The Thought Behind the Image

NATURE programs have long been a staple of learning and even family viewing for students of all ages. That's why we note with concern a trend toward ever-larger doses of graphic images of the violent "tooth and claw" side of nature in mainstream media.

Programs on, say, the lions of the Serengeti have long included a section on "the hunt." The hungry lion chases down the unfortunate gazelle - then we cut to a pride of lions roaring and feasting over a not-so-distinctly-depicted ex-gazelle.

Now, however, entire programs may focus on repeated images of "the kill." These are not simply artful or cathartic scenes designed to educate viewers to the unvarnished side of nature. Rather, they seem driven by the same sensational tyranny of "realism" that informs the tabloid press. Gore sells. The nature program most in demand is the one with the most bestiality - something the animal kingdom provides in a never-ending supply.

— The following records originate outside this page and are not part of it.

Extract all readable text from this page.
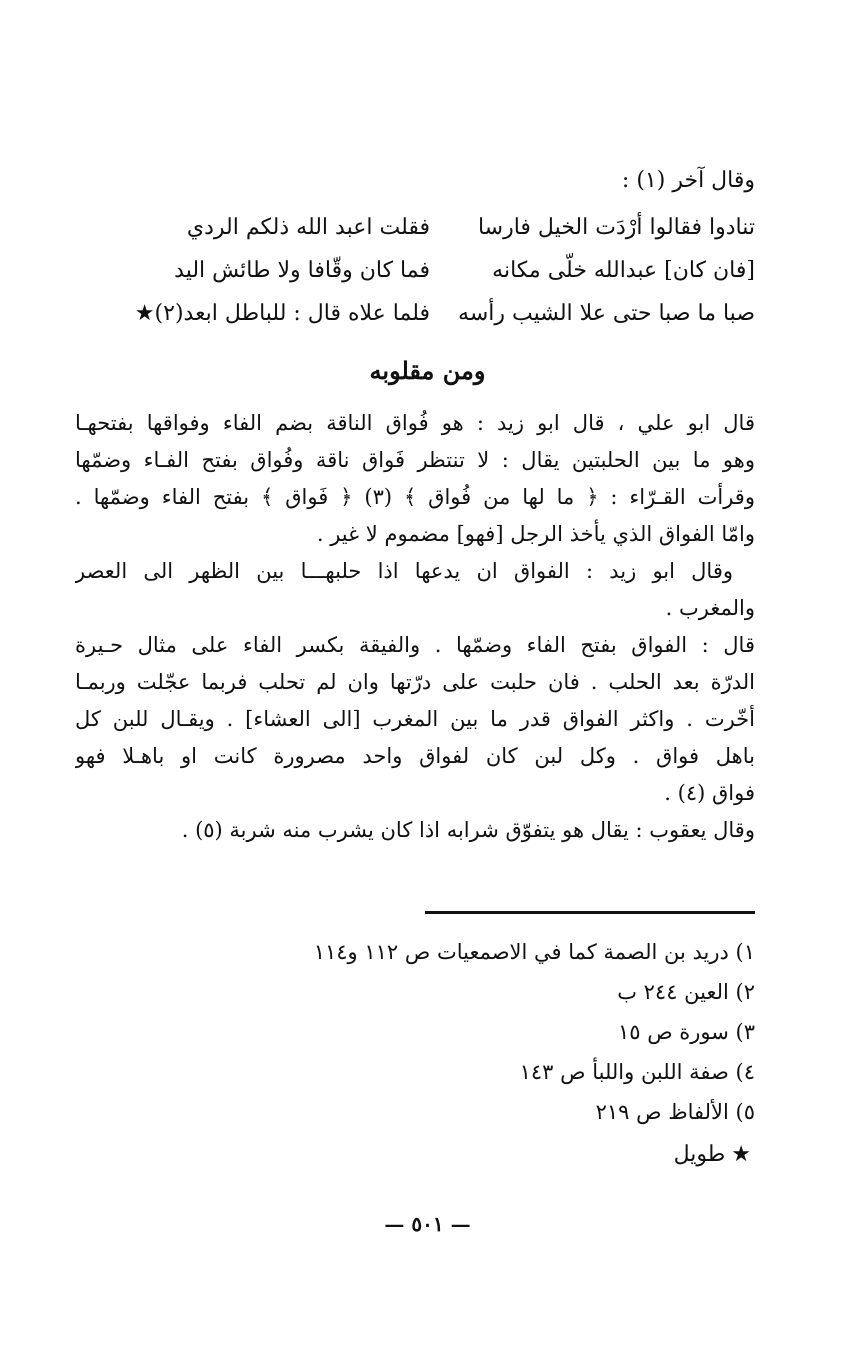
وقال آخر (١) :
تنادوا فقالوا أرْدَت الخيل فارسا
فقلت اعبد الله ذلكم الردي
[فان كان] عبدالله خلّى مكانه
فما كان وقّافا ولا طائش اليد
صبا ما صبا حتى علا الشيب رأسه
فلما علاه قال : للباطل ابعد(٢)★
ومن مقلوبه
قال ابو علي ، قال ابو زيد : هو فُواق الناقة بضم الفاء وفواقها بفتحهـا
وهو ما بين الحلبتين يقال : لا تنتظر فَواق ناقة وفُواق بفتح الفـاء وضمّها
وقرأت القـرّاء : ﴿ ما لها من فُواق ﴾ (٣) ﴿ فَواق ﴾ بفتح الفاء وضمّها .
وامّا الفواق الذي يأخذ الرجل [فهو] مضموم لا غير .
وقال ابو زيد : الفواق ان يدعها اذا حلبهـــا بين الظهر الى العصر
والمغرب .
قال : الفواق بفتح الفاء وضمّها . والفيقة بكسر الفاء على مثال حـيرة
الدرّة بعد الحلب . فان حلبت على درّتها وان لم تحلب فربما عجّلت وربمـا
أخّرت . واكثر الفواق قدر ما بين المغرب [الى العشاء] . ويقـال للبن كل
باهل فواق . وكل لبن كان لفواق واحد مصرورة كانت او باهـلا فهو
فواق (٤) .
وقال يعقوب : يقال هو يتفوّق شرابه اذا كان يشرب منه شربة (٥) .
١) دريد بن الصمة كما في الاصمعيات ص ١١٢ و١١٤
٢) العين ٢٤٤ ب
٣) سورة ص ١٥
٤) صفة اللبن واللبأ ص ١٤٣
٥) الألفاظ ص ٢١٩
★طويل
— ٥٠١ —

A recent issue of a mainstream coffee-table magazine offers a 16-page phot o essay devoted entirely to a giant crocodile ambush of wildebeests in Africa. True, it is pictorially dramatic. But after the fifth photo of the same victim dragged into a mud pit, what is proved? Is this to become a regular feature?

The thought behind the image is what matters. Such nature footage may actually miseducate, since it reduces the expression of creatures to a single dimension. The subtler message, shorn of mediating values, is that humans themselves are merely part of a Darwinian natural order in which the only value is survival, kill or be killed. It's an old and seductive message: Man wants to be civilized but, despite our best efforts, we are finally just animals. The terrible images coming out of Sarajevo this year p rovoke many to demand that humans not act like animals. But what does an endless showcase of banal ferocity offer?

We don't want sugar-coating. But we need to make sure we and our children don't become what we watch.